Anna Fenninger hat beim Super-G in Garmisch-Partenkirchen den zweiten Platz belegt. Der HEAD-Racerin fehlten auf der Kandahar-Piste nur 13 Hundertstel zum Tagessieg. Im Super-G Weltcup verkürzte sie damit den Rückstand auf Markenkollegin Lindsey Vonn.
Selektiver Kurs
Die Zeitenjagd zwischen Himmel und Hölle hatte es beim Super-G in sich: Auf dem eisigen Untergrund sorgten die zum Teil eng gesteckten Tore für einen selektiven Verlauf: Viele Fahrerinnen kamen mit zuviel Speed in den abfallenden Hang und verpassten in Folge häufig die nächsten Tore. Um zu gewinnen brauchte es dennoch volles Risiko. Anna Fenninger fand nach der Hölle die beste Linie und zog die engen Kurven kompromisslos durch - fast hätte es damit zum Sieg gereicht.

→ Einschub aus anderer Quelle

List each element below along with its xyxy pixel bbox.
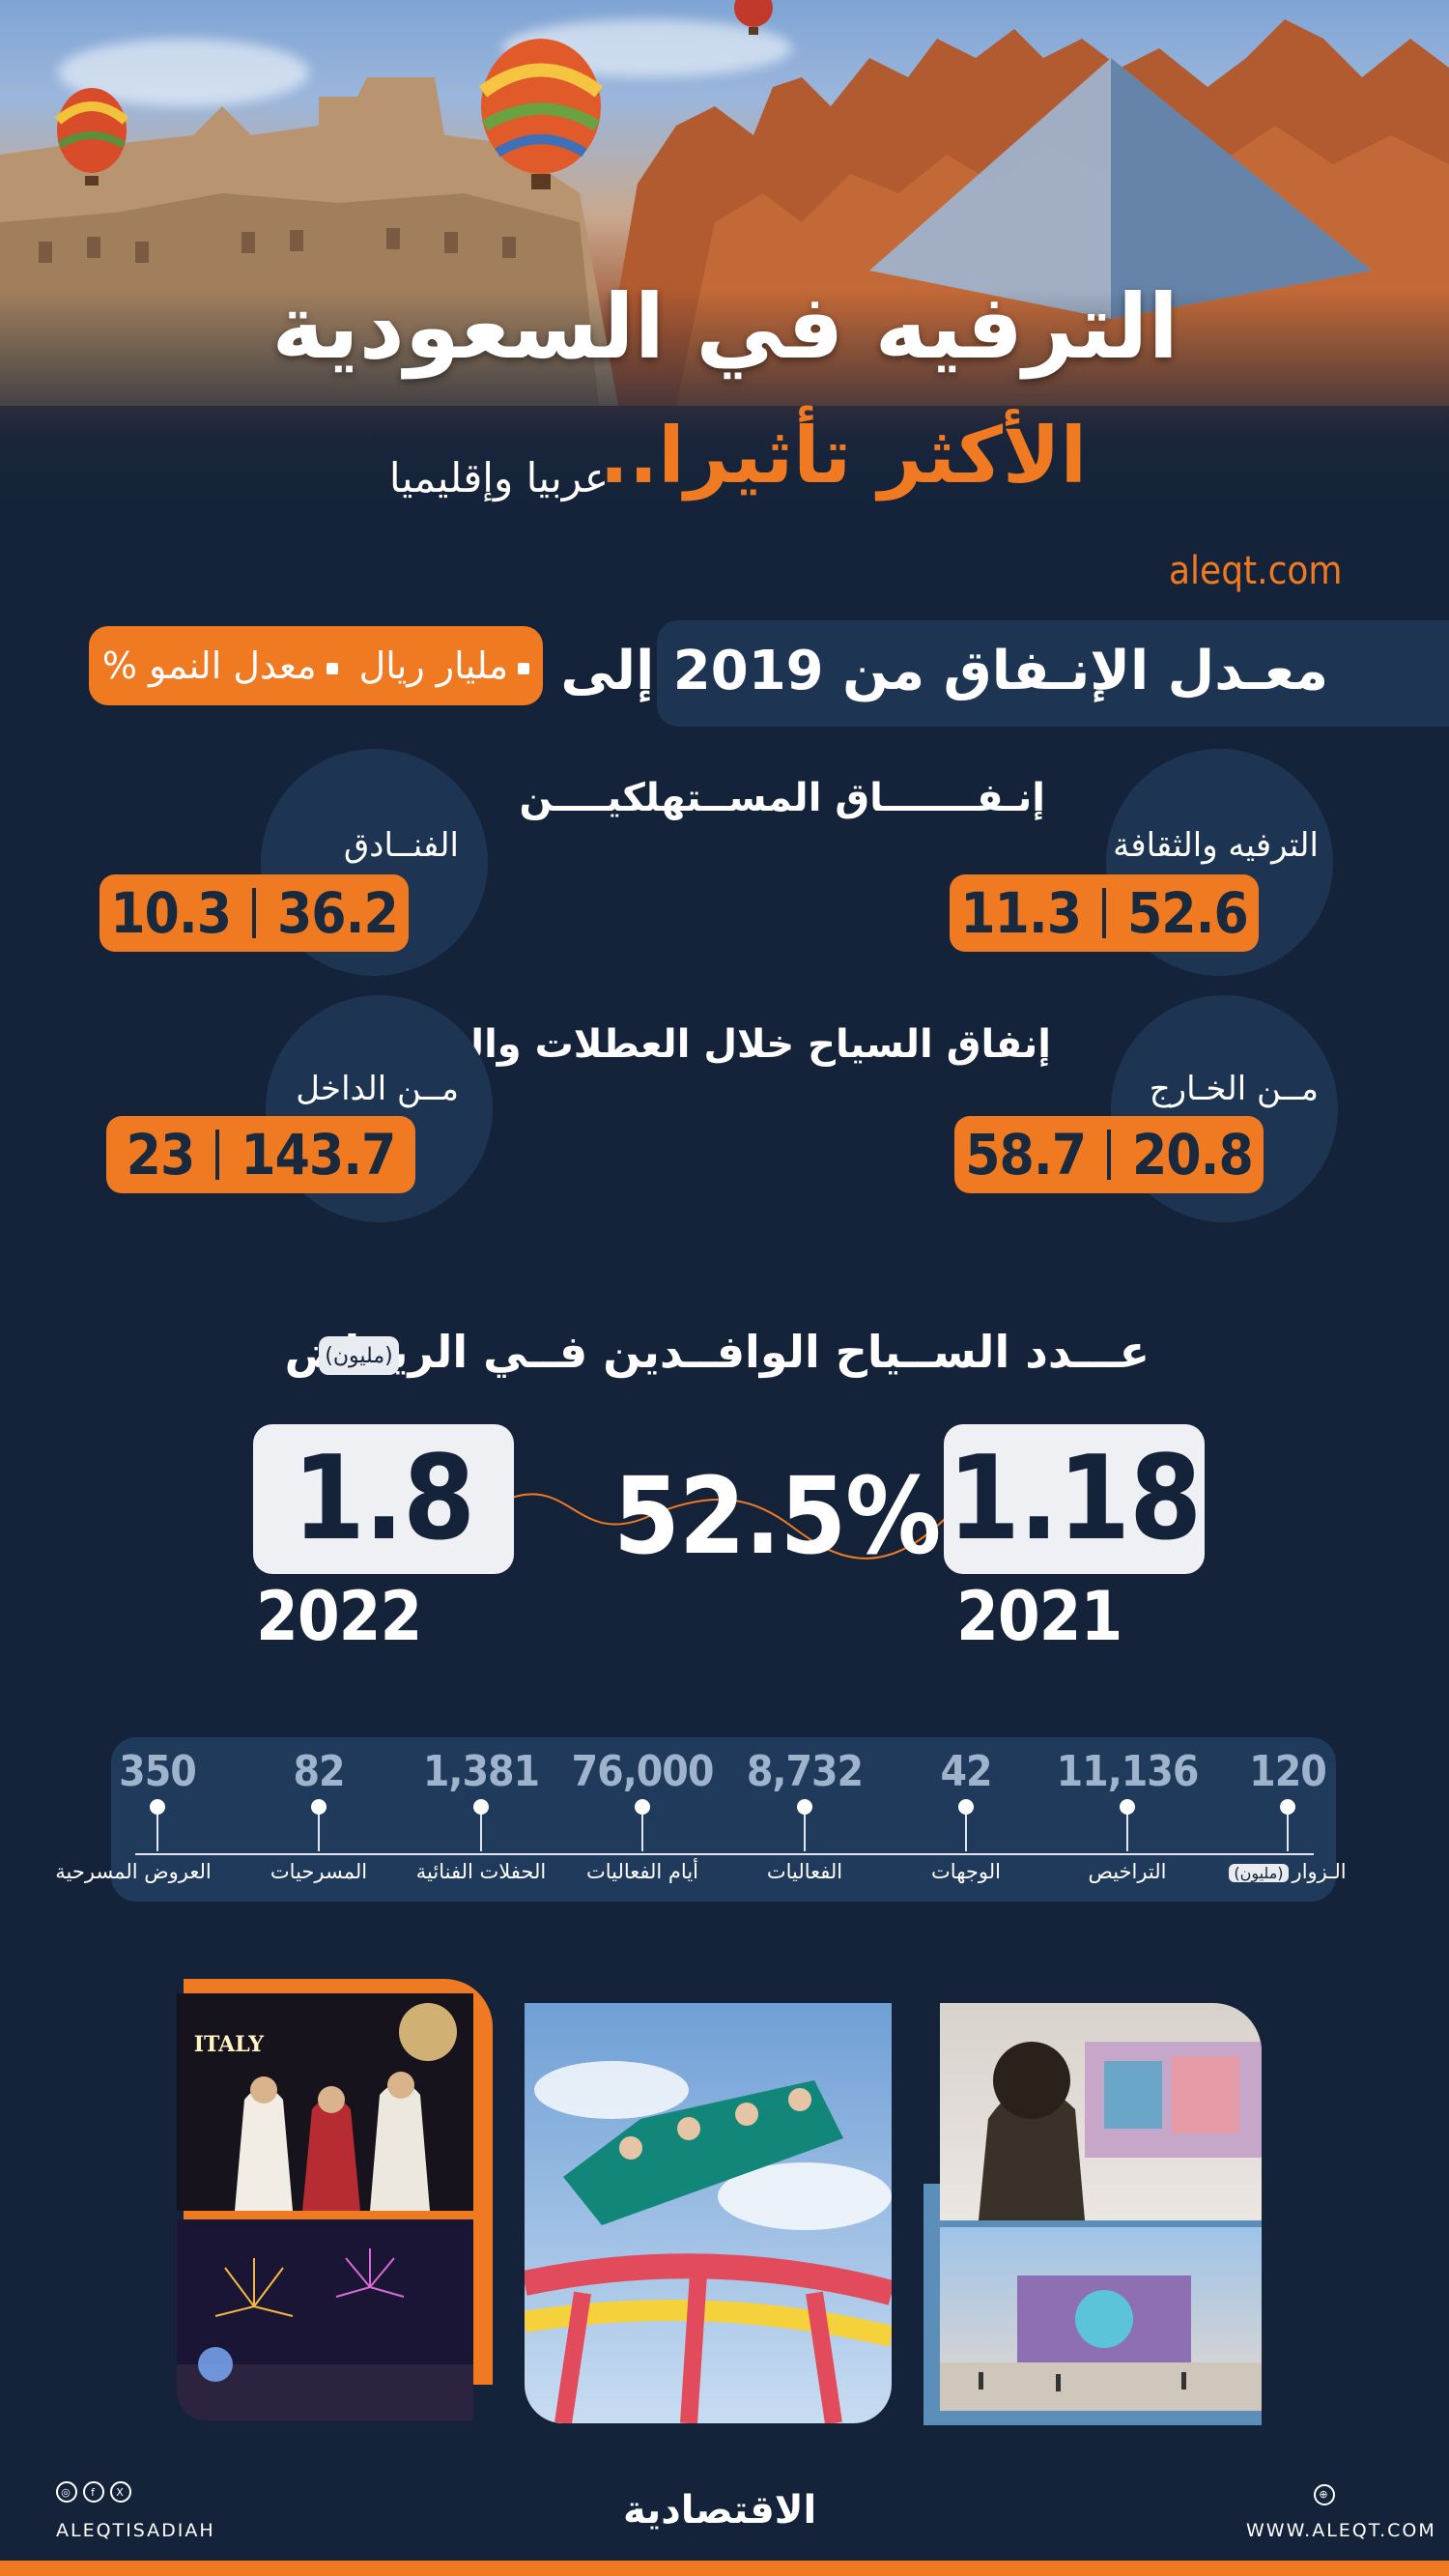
hotels-label: الفنــادق [343, 826, 459, 865]
visitors-2021-box: 1.18 [944, 1424, 1205, 1574]
stat-value: 1,381 [422, 1747, 540, 1796]
hotels-billion: 36.2 [277, 880, 399, 946]
entertainment-values: 11.3 52.6 [950, 874, 1259, 952]
hotels-values: 10.3 36.2 [99, 874, 409, 952]
x-icon[interactable]: X [110, 2481, 131, 2503]
subtitle-highlight: الأكثر تأثيرا.. [599, 411, 1087, 501]
timeline-dot [1280, 1799, 1295, 1851]
hotels-growth: 10.3 [110, 880, 232, 946]
domestic-values: 23 143.7 [106, 1116, 415, 1193]
connector-curve [511, 1493, 948, 1560]
spending-title-bar [657, 620, 1449, 727]
sign-text: ITALY [194, 2032, 265, 2057]
legend-growth: معدل النمو % [102, 644, 338, 687]
visitors-2021-year: 2021 [956, 1577, 1122, 1656]
stat-value: 8,732 [746, 1747, 864, 1796]
stat-label: المسرحيات [270, 1860, 368, 1883]
timeline-dot [150, 1799, 165, 1851]
domestic-billion: 143.7 [241, 1122, 396, 1188]
timeline-dot [958, 1799, 974, 1851]
footer-accent-line [0, 2561, 1449, 2576]
timeline-line [135, 1853, 1314, 1855]
timeline-dot [635, 1799, 650, 1851]
abroad-growth: 58.7 [965, 1122, 1087, 1188]
stat-value: 76,000 [571, 1747, 715, 1796]
visitors-2022-box: 1.8 [253, 1424, 514, 1574]
timeline-dot [797, 1799, 812, 1851]
subtitle-text: عربيا وإقليميا [388, 454, 609, 501]
abroad-billion: 20.8 [1132, 1122, 1254, 1188]
timeline-dot [473, 1799, 489, 1851]
main-title: الترفيه في السعودية [271, 275, 1179, 379]
visitors-growth: 52.5% [613, 1454, 941, 1578]
visitors-unit: (مليون) [319, 1336, 399, 1375]
site-link[interactable]: aleqt.com [1169, 549, 1343, 593]
stat-value: 42 [940, 1747, 992, 1796]
domestic-label: مــن الداخل [296, 1070, 459, 1108]
social-handle: ALEQTISADIAH [56, 2520, 215, 2541]
timeline-dot [1120, 1799, 1135, 1851]
visitors-2022-year: 2022 [256, 1577, 422, 1656]
stat-value: 350 [119, 1747, 197, 1796]
instagram-icon[interactable]: ◎ [56, 2481, 77, 2503]
stat-label: الحفلات الفنائية [415, 1860, 547, 1883]
entertainment-growth: 11.3 [960, 880, 1082, 946]
consumer-heading: إنـفـــــــاق المســتهلكيــــن [519, 776, 1045, 820]
venue-photo [940, 2227, 1262, 2411]
stat-label: أيام الفعاليات [585, 1860, 699, 1883]
stat-label: التراخيص [1088, 1860, 1167, 1883]
hero-banner [0, 0, 1449, 541]
balloon-icon [54, 88, 129, 186]
spending-title: معـدل الإنـفاق من 2019 إلى 2022 [391, 640, 1328, 702]
stats-timeline-panel [111, 1737, 1336, 1902]
carnival-photo: ITALY [177, 1993, 473, 2211]
website-link[interactable]: WWW.ALEQT.COM [1246, 2520, 1436, 2541]
rollercoaster-photo [525, 2003, 892, 2423]
legend: مليار ريال معدل النمو % [89, 626, 543, 705]
stat-label: العروض المسرحية [55, 1860, 212, 1883]
stat-value: 11,136 [1056, 1747, 1200, 1796]
globe-icon: ⊕ [1314, 2481, 1341, 2505]
entertainment-billion: 52.6 [1127, 880, 1249, 946]
balloon-icon [478, 39, 604, 189]
entertainment-label: الترفيه والثقافة [1113, 826, 1319, 865]
legend-billion: مليار ريال [359, 644, 530, 687]
abroad-label: مــن الخـارج [1149, 1070, 1319, 1108]
stat-label: الوجهات [931, 1860, 1001, 1883]
stat-value: 120 [1249, 1747, 1327, 1796]
stat-label: الفعاليات [766, 1860, 843, 1883]
balloon-icon [734, 0, 773, 35]
stat-unit: (مليون) [1229, 1864, 1289, 1882]
visitor-photo [940, 2003, 1262, 2220]
brand-logo: الاقتصادية [623, 2488, 817, 2533]
social-icons: ◎ f X [56, 2481, 137, 2503]
domestic-growth: 23 [126, 1122, 196, 1188]
timeline-dot [311, 1799, 327, 1851]
abroad-values: 58.7 20.8 [954, 1116, 1264, 1193]
stat-value: 82 [293, 1747, 345, 1796]
visitors-heading: عـــدد الســياح الوافــدين فــي الريــاض [284, 1326, 1150, 1378]
fireworks-photo [177, 2219, 473, 2420]
stat-label: الـزوار(مليون) [1201, 1860, 1375, 1883]
facebook-icon[interactable]: f [83, 2481, 104, 2503]
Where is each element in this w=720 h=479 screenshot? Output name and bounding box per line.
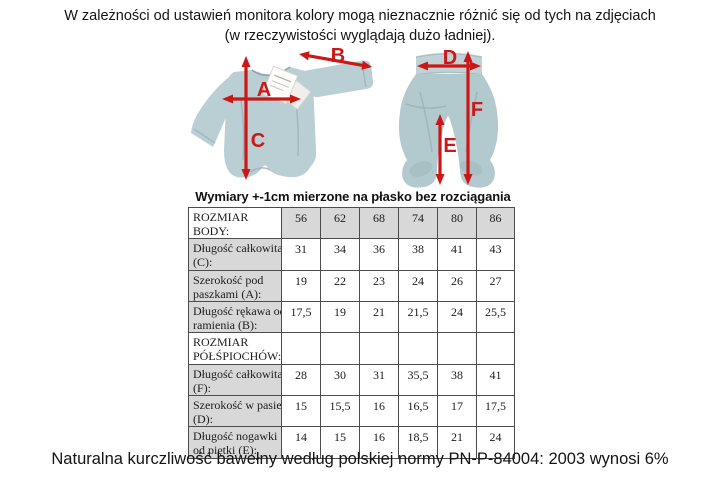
table-row: Długość nogawki od piętki (E): 14 15 16 … [188, 426, 515, 459]
value-cell: 41 [437, 238, 477, 271]
value-cell: 22 [320, 269, 360, 302]
value-cell: 25,5 [476, 300, 515, 334]
row-label: ROZMIAR BODY: [188, 206, 282, 240]
value-cell: 16 [359, 426, 399, 459]
row-label: Szerokość pod paszkami (A): [188, 269, 282, 302]
value-cell [398, 332, 438, 365]
table-row: Szerokość pod paszkami (A): 19 22 23 24 … [188, 269, 515, 302]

Zweikampf um die Super-G Kugel
Wie schwierig der Kurs war, musste auch Topstar Lindsey Vonn zur Kenntnis nehmen. Die Weltcup-Leaderin hatte Pech mit einer Welle, wurde ausgehoben und fuhr daher am Tor vorbei. Deswegen holte Anna Fenninger 80 Zähler in der Super-G Wertung auf die HEAD-Teamfahrerin auf und liegt nun nur noch 20 Zähler hinter Vonn - ein spannendes Duell der beiden schnellen Damen steht bis zum Saisonfinale bevor. Vorab messen sich aber die Technikerinnen bei drei Rennen in Soldeu-Andorra.